Вильгельм же – он теперь Уильям III – коронуется в Вестминстере. Но, прежде чем воссесть на трон, подписывает Билль о правах, навечно ограничивающий власть короля. Отныне фактический хозяин в стране не король, а парламент. А еще через несколько лет, в 1701 году, Вильгельм ставит свою подпись под другим важным документом – Актом о престолонаследии: на английский трон может теперь претендовать только протестант. Славная – и в кои-то веки мирная – революция. «Славной» она в истории Англии и останется. А для Дефо – еще и великой; весной 1690 года он пишет «Размышления о недавней великой революции» – первую (но далеко не последнюю) брошюру в поддержку короля Вильгельма.
Среди встречавших Вильгельма «хлебом-солью» – Даниель Фо. Его ум, как и ум Робинзона, увидевшего на горизонте корабль, «помутился от нежданной радости». Вскочил, рассказывают, на коня и во весь опор поскакал в Хенли навстречу королю-освободителю. «Найдется ли в нашей стране человек, который бы, отходя ко сну, не пожелал благоденствия Уильяму!» – восклицает он со слезами умиления и восхищения. Уильяма восхваляет, а Якова и его сторонников якобитов поносит, называет безнравственными, коварными лицемерами: для протестантов католики были прежде всего лицемерами, ханжами.
День 5 ноября 1688 года, когда Вильгельм, «голландец Билли», высадился на английском берегу, Дефо в одном из номеров своего «Обозрения» назовет «славным днем, дорогим каждому британцу, всем тем, кто любит свою родину, превозносит протестантство и испытывает ненависть к тирании и угнетению».
«В этот день, – торжествует Дефо, – родился Уильям Третий, в этот день женился он на дочери английского народа и в этот же день спас наш народ от рабства похуже египетского. Рабства и души, и тела; рабства, в которое ввергли нас непомерные амбиции, гордыня, алчность, жестокость и сластолюбие».
5 ноября Дефо будет всю жизнь отмечать как «день национального освобождения».
Но при этом Декларация о веротерпимости, заявленная еще Карлом II и подтвержденная Яковом, а следом и Вильгельмом, «королем-освободителем», с которым Даниель с самого начала связывает большие – и вполне обоснованные – ожидания, вызывает у писателя смешанные чувства.
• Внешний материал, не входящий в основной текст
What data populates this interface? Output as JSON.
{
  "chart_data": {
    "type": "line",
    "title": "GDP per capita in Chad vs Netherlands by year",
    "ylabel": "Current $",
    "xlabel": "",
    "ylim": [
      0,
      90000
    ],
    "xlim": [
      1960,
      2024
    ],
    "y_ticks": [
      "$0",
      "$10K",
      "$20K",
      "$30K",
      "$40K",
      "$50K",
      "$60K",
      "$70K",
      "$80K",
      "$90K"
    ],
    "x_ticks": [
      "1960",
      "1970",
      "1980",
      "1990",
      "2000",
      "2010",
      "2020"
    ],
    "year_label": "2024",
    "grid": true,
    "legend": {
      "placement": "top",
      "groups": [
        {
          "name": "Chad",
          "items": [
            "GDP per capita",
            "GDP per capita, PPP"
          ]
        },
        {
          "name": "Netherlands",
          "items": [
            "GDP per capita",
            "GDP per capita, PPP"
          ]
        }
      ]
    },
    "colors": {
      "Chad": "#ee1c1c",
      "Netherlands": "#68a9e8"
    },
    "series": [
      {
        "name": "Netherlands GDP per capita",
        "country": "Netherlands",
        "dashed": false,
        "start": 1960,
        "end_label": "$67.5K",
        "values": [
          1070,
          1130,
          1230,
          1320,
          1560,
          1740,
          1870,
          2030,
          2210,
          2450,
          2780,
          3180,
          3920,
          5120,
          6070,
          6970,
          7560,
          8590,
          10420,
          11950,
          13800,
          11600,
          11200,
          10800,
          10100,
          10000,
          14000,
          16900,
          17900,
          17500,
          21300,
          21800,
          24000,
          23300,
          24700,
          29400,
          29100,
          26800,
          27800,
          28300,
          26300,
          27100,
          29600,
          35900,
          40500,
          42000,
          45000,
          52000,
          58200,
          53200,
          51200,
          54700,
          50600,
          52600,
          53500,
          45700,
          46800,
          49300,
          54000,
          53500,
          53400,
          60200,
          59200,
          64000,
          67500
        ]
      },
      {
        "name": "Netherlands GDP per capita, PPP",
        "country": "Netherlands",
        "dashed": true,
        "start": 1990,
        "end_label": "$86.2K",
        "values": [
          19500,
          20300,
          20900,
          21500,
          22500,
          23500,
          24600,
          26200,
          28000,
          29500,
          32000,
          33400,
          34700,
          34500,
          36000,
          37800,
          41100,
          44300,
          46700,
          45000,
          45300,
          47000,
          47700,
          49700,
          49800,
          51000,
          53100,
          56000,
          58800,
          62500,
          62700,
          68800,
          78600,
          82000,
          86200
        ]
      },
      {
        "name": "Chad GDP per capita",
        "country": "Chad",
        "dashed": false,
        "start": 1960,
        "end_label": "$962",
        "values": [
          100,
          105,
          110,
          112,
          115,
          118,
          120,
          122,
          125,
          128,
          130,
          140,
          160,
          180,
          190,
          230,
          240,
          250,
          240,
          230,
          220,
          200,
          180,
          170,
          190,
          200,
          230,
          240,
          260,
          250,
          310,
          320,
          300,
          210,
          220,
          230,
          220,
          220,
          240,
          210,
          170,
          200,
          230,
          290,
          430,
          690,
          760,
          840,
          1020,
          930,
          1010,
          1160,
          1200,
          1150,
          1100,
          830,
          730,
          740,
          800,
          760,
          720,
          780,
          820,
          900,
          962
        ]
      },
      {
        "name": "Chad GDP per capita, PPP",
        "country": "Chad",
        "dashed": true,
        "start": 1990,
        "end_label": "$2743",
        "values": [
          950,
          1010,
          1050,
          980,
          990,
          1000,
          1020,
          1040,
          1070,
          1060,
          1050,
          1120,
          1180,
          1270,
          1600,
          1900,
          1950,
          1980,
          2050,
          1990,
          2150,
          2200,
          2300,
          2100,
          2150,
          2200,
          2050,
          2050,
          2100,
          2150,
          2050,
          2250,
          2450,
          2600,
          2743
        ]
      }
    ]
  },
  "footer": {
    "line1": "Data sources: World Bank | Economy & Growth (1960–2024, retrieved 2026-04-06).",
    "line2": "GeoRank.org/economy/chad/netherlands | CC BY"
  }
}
Казалось бы, Вильгельм, вслед за Карлом и Яковом, дарует своим подданным, нонконформистам в том числе, право молиться так, как они хотят. Даниель Фо, однако, недоволен – и этого не скрывает: в Декларации он, как и полагается законопослушному члену общества, усматривает нарушение закона.
«Что может быть абсурднее, – писал он, когда на троне еще сидел Яков, в «Размышлениях касательно декларации его величества о свободе совести», – чем поведение короля, который, дабы подольститься к раскольникам, привлечь их на свою сторону, дарует им свободу совести, сообразуясь единственно со своим произвольным, неукоснительным правом, и рассчитывая, что раскольники будут пожинать плоды своей религиозной свободы, дарованной им вопреки Закону».
Отповедь королю суровая, суровая – а потому анонимная… Как, собственно, и абсолютное большинство сочинений Дефо. И Свифта, кстати говоря, тоже.
Тем временем надежда стать доверенным лицом его нидерландского величества и правда вполне осуществима. Да и почему бы крупному коммерсанту, судовладельцу, члену лондонской торговой палаты не стать, к примеру, мэром Лондона – чем черт не шутит?
И тут – очередная напасть, да какая! В 1692 году Даниель Фо обанкротился: он занимался, среди прочего, страхованием морских судов, а корабли – вот ведь незадача! – часто тонули, или их топили французы, или они попадали к пиратам, в результате чего Фо задолжал в общей сложности более пятнадцати тысяч фунтов. Денежные претензии предъявляют ему не один, а несколько кредиторов, люди именитые, почтенные, и настроены они более чем серьезно. Закон суров: не можешь расплатиться с долгами – садишься в тюрьму; пускаешься в бега – при поимке смертная казнь. Остается одно: опять, как и после восстания Монмута, скрыться из виду, замести следы.